The TB-16 participants implemented two Jupyter Notebooks and also implemented two ADES endpoints, focusing on the following aspects:

  • 52°North targeted the implementation of three Jupyter Notebook (D168) related to water masks in flooding situations, which combined form a single use case.

  • Terradue developed a Jupyter Notebook related to volcanology thematic (Testbed 16 task D169) and explored the packaging of Notebooks based on a straightforward workflow from Jupyter Notebooks development to their deployment as a service in an Exploitation Platform supporting the ADES/EMS approach (Testbed 16 task D171).

  • Geomatys provided an Application Deployment and Execution Service (ADES) endpoint (Testbed 16 task D170) supporting Jupyter Notebooks and demonstrated related workflows.

2.4. Findings and Recommendations

Section 7 of this ER discusses the challenges and main findings raised during TB-16. First the concepts and technologies that help understanding the Jupyter paradigm and the factors affecting proposed solutions are introduced.

Then, ADES support of non-interactive Notebooks is investigated as the major topic demonstrated during the TB-16 Jupyter task. Thereafter, the key ideas for provisioning interactive Notebooks are tackled.
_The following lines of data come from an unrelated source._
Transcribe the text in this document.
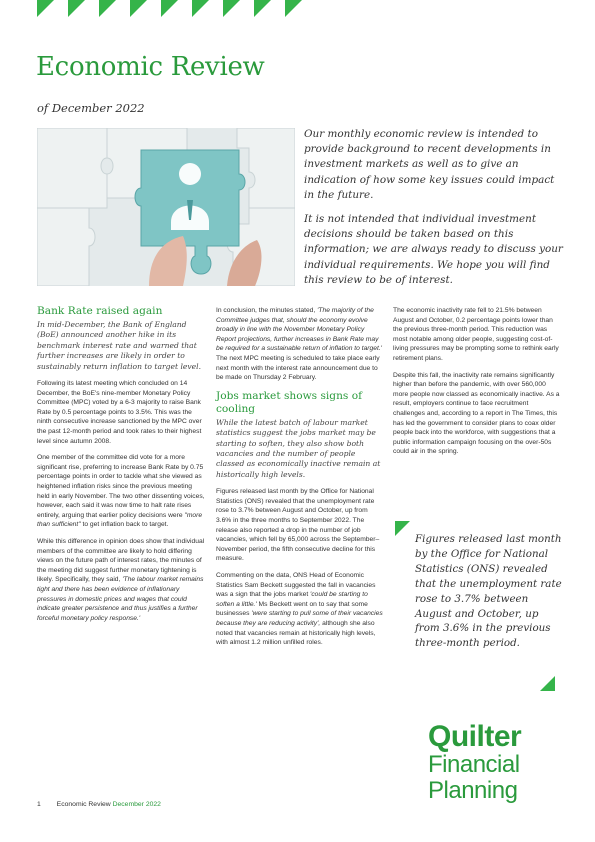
Economic Review
of December 2022

Our monthly economic review is intended to provide background to recent developments in investment markets as well as to give an indication of how some key issues could impact in the future.

It is not intended that individual investment decisions should be taken based on this information; we are always ready to discuss your individual requirements. We hope you will find this review to be of interest.

Bank Rate raised again

In mid-December, the Bank of England (BoE) announced another hike in its benchmark interest rate and warned that further increases are likely in order to sustainably return inflation to target level.

Following its latest meeting which concluded on 14 December, the BoE's nine-member Monetary Policy Committee (MPC) voted by a 6-3 majority to raise Bank Rate by 0.5 percentage points to 3.5%. This was the ninth consecutive increase sanctioned by the MPC over the past 12-month period and took rates to their highest level since autumn 2008.

One member of the committee did vote for a more significant rise, preferring to increase Bank Rate by 0.75 percentage points in order to tackle what she viewed as heightened inflation risks since the previous meeting held in early November. The two other dissenting voices, however, each said it was now time to halt rate rises entirely, arguing that earlier policy decisions were "more than sufficient" to get inflation back to target.

While this difference in opinion does show that individual members of the committee are likely to hold differing views on the future path of interest rates, the minutes of the meeting did suggest further monetary tightening is likely. Specifically, they said, 'The labour market remains tight and there has been evidence of inflationary pressures in domestic prices and wages that could indicate greater persistence and thus justifies a further forceful monetary policy response.'

In conclusion, the minutes stated, 'The majority of the Committee judges that, should the economy evolve broadly in line with the November Monetary Policy Report projections, further increases in Bank Rate may be required for a sustainable return of inflation to target.' The next MPC meeting is scheduled to take place early next month with the interest rate announcement due to be made on Thursday 2 February.

Jobs market shows signs of cooling

While the latest batch of labour market statistics suggest the jobs market may be starting to soften, they also show both vacancies and the number of people classed as economically inactive remain at historically high levels.

Figures released last month by the Office for National Statistics (ONS) revealed that the unemployment rate rose to 3.7% between August and October, up from 3.6% in the three months to September 2022. The release also reported a drop in the number of job vacancies, which fell by 65,000 across the September–November period, the fifth consecutive decline for this measure.

Commenting on the data, ONS Head of Economic Statistics Sam Beckett suggested the fall in vacancies was a sign that the jobs market 'could be starting to soften a little.' Ms Beckett went on to say that some businesses 'were starting to pull some of their vacancies because they are reducing activity', although she also noted that vacancies remain at historically high levels, with almost 1.2 million unfilled roles.

The economic inactivity rate fell to 21.5% between August and October, 0.2 percentage points lower than the previous three-month period. This reduction was most notable among older people, suggesting cost-of-living pressures may be prompting some to rethink early retirement plans.

Despite this fall, the inactivity rate remains significantly higher than before the pandemic, with over 560,000 more people now classed as economically inactive. As a result, employers continue to face recruitment challenges and, according to a report in The Times, this has led the government to consider plans to coax older people back into the workforce, with suggestions that a public information campaign focusing on the over-50s could air in the spring.

Figures released last month by the Office for National Statistics (ONS) revealed that the unemployment rate rose to 3.7% between August and October, up from 3.6% in the previous three-month period.
Quilter
Financial
Planning
1 Economic Review December 2022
The focus is on highlighting the assets of a Jupyter-based development environment in EO platforms, especially when relying on developer-friendly libraries.

Finally, more challenges and lessons learned are elaborated, emphasizing in particular the great simplicity of code-based workflows implemented using Jupyter Notebooks.

2.5. Document contributor contact points

All questions regarding this document should be directed to the editor or the contributors:

Contacts

Name Organization Role

Christophe Noël

Spacebel s.a.

Editor

Matthes Rieke

52º North GmbH

Contributor

Pedro Goncalves

Terradue Srl

Contributor

Fabrice Brito

Terradue Srl

Contributor

Guilhem Legal

Geomatys

Contributor

2.6. Foreword

Attention is drawn to the possibility that some of the elements of this document may be the subject of patent rights. The Open Geospatial Consortium shall not be held responsible for identifying any or all such patent rights.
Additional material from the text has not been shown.